Wednesday, September 7, 2011

Reaction: Distributed Cognition as a Theoretical Framework for Information Visualization

The paper tires to focus  on mainly three points. One is cognition is more an emergent property of interaction than a property of human mind. Second reductionist approach to study the abstract properties of isolated human minds may not be useful InfoVis Design and Third make cognition a research agenda and perform evaluation and theory which involves representation and interaction. 

But I personally believe the authors have not been able to achieve whatever was stated in their proposal. Some of the point where in they sight examples of Hutchins that writing reading and interpreting a task with tools does not involve much of cognitive amplification is understandable and it proves that its is composed of individuals and the artifacts they use to accomplish a task (which is Cognitive system).
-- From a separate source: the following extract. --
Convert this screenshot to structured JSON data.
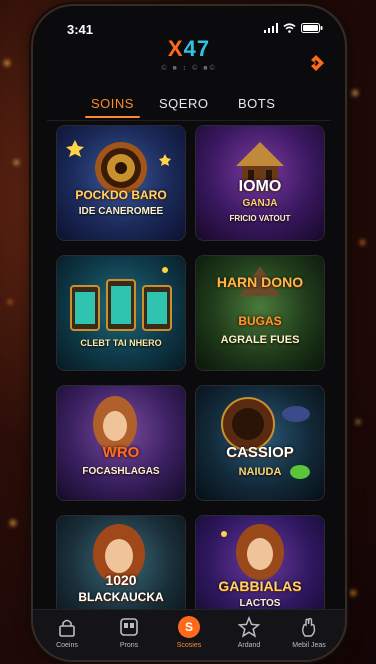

Even though the authors are trying to prove DCog(Distributed Cognition) they were not claiming that its more correct than traditional cognitive science. The author here has done a safe play by avoiding to completely rule out the traditional aspects and have tried to prove that its should be refined and may be DCog is the suitable theory.

The experiments on Osakas butterfly smuggler which says that factors like notepad, software and infrastructure affect the cognition was interesting read. Examples on distributed representation of oranges, donuts and coffee similar to the tower of hanoi was very intuitive. From these examples the authors were able to convince that cognition does depend on other factors. Since the theory itself is abstract and emerging a detailed study is required to understand the topic and may be as the author says DCog could be a theory which will formalize InfoVis.